29/05/2026
ANU geophysicist Emeritus Professor Malcolm Sambridge has a knack for solving the unsolvable. His pioneering work developing mathematical models has helped solve some of the most significant earth science problems, including helping scientists learn more about Earth’s interior, which holds clues about the planet’s evolutionary history.
A self-professed “algorithm nerd”, Sambridge has transformed how earth scientists extract information from complex data. His contributions to the earth sciences over his 40-year career has seen him elected to The Royal Society, the oldest scientific academy in continuous existence.
Sambridge’s election as Fellow of the Society sees him join an exclusive club of renowned scientists including Stephen Hawking, Isaac Newton, Charles Darwin, Albert Einstein and Dorothy Hodgkin.

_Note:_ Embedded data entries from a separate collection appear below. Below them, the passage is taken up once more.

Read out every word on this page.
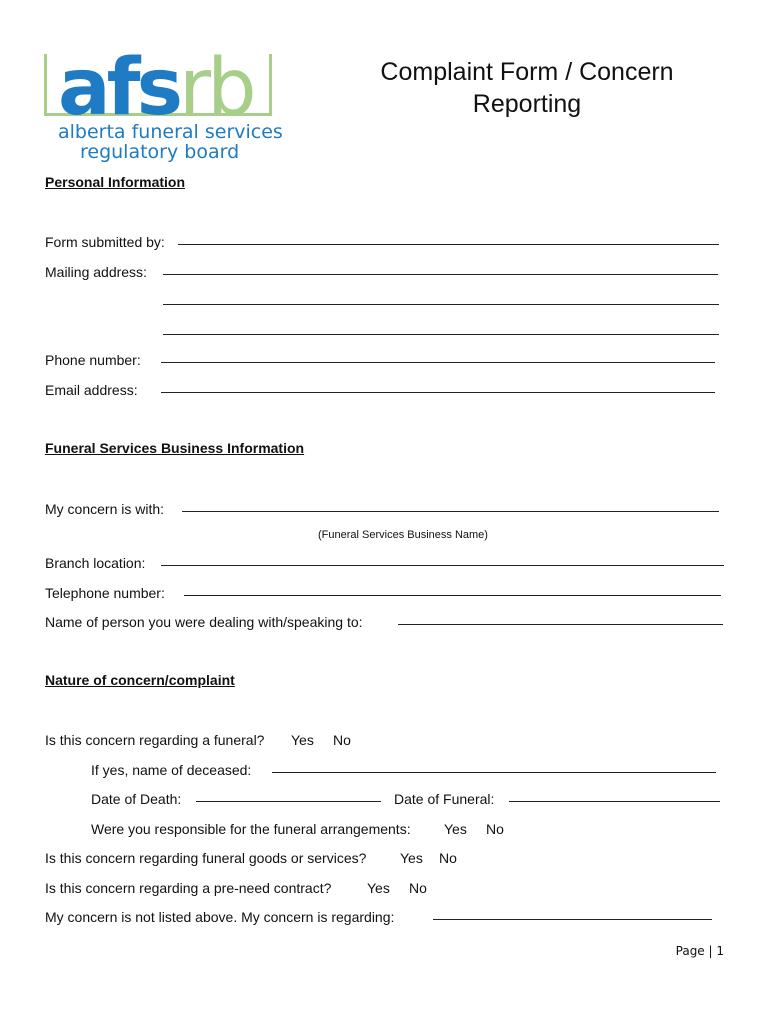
afsrb
alberta funeral services
regulatory board
Complaint Form / Concern Reporting
Personal Information
Form submitted by:
Mailing address:
Phone number:
Email address:
Funeral Services Business Information
My concern is with:
(Funeral Services Business Name)
Branch location:
Telephone number:
Name of person you were dealing with/speaking to:
Nature of concern/complaint
Is this concern regarding a funeral? Yes No
If yes, name of deceased:
Date of Death:	Date of Funeral:
Were you responsible for the funeral arrangements: Yes No
Is this concern regarding funeral goods or services? Yes No
Is this concern regarding a pre-need contract?	Yes No
My concern is not listed above. My concern is regarding:
Page | 1
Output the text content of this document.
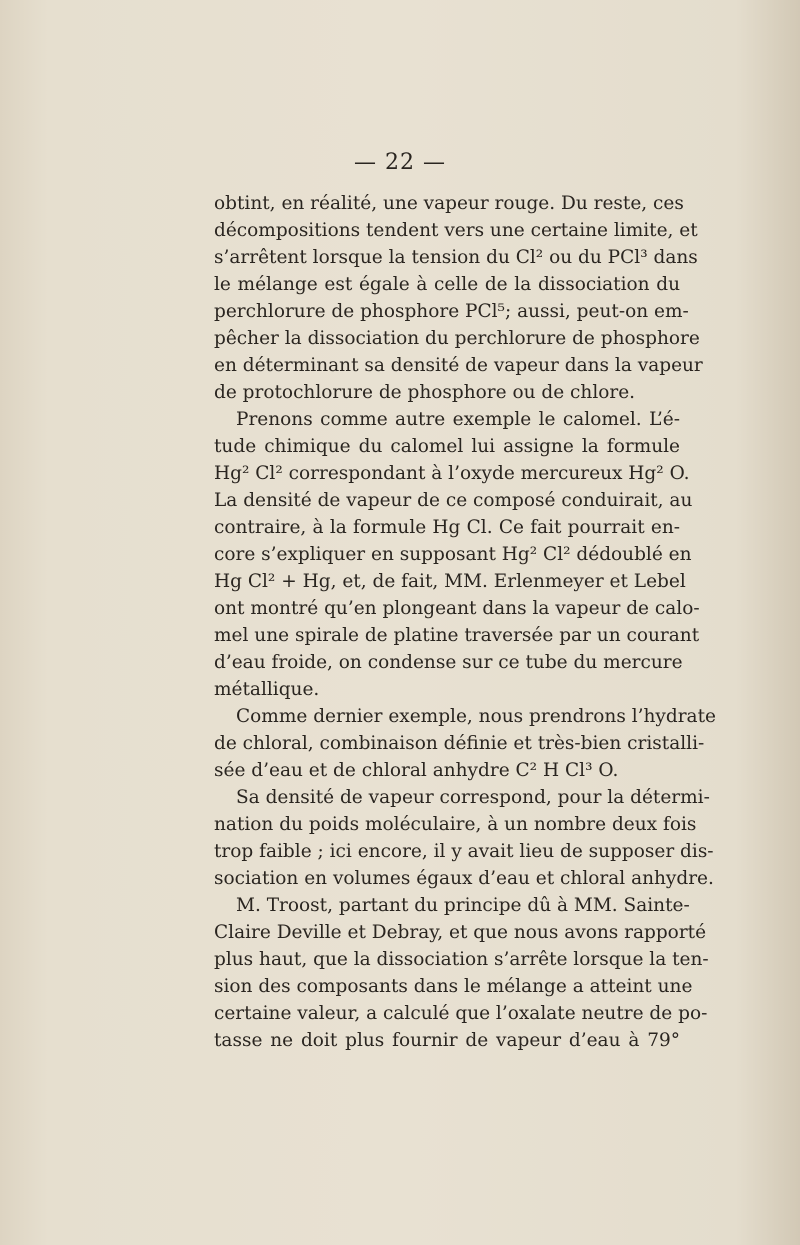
— 22 —
obtint, en réalité, une vapeur rouge. Du reste, ces
décompositions tendent vers une certaine limite, et
s’arrêtent lorsque la tension du Cl² ou du PCl³ dans
le mélange est égale à celle de la dissociation du
perchlorure de phosphore PCl⁵; aussi, peut-on em-
pêcher la dissociation du perchlorure de phosphore
en déterminant sa densité de vapeur dans la vapeur
de protochlorure de phosphore ou de chlore.
Prenons comme autre exemple le calomel. L’é-
tude chimique du calomel lui assigne la formule
Hg² Cl² correspondant à l’oxyde mercureux Hg² O.
La densité de vapeur de ce composé conduirait, au
contraire, à la formule Hg Cl. Ce fait pourrait en-
core s’expliquer en supposant Hg² Cl² dédoublé en
Hg Cl² + Hg, et, de fait, MM. Erlenmeyer et Lebel
ont montré qu’en plongeant dans la vapeur de calo-
mel une spirale de platine traversée par un courant
d’eau froide, on condense sur ce tube du mercure
métallique.
Comme dernier exemple, nous prendrons l’hydrate
de chloral, combinaison définie et très-bien cristalli-
sée d’eau et de chloral anhydre C² H Cl³ O.
Sa densité de vapeur correspond, pour la détermi-
nation du poids moléculaire, à un nombre deux fois
trop faible ; ici encore, il y avait lieu de supposer dis-
sociation en volumes égaux d’eau et chloral anhydre.
M. Troost, partant du principe dû à MM. Sainte-
Claire Deville et Debray, et que nous avons rapporté
plus haut, que la dissociation s’arrête lorsque la ten-
sion des composants dans le mélange a atteint une
certaine valeur, a calculé que l’oxalate neutre de po-
tasse ne doit plus fournir de vapeur d’eau à 79°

“It’s overwhelming. I mean, I’m giddy as a schoolboy. I feel very honoured, but equally I feel humbled and astonished that this has happened,” Sambridge says.
Sambridge’s path to becoming one of the world’s most eminent scientists started with a fortuitous “sliding door” moment when he decided to uproot his life in the UK, where he was studying at the University of Cambridge, and relocate to Canberra in 1984 to study a PhD in seismic imaging at the ANU Research School of Earth Sciences.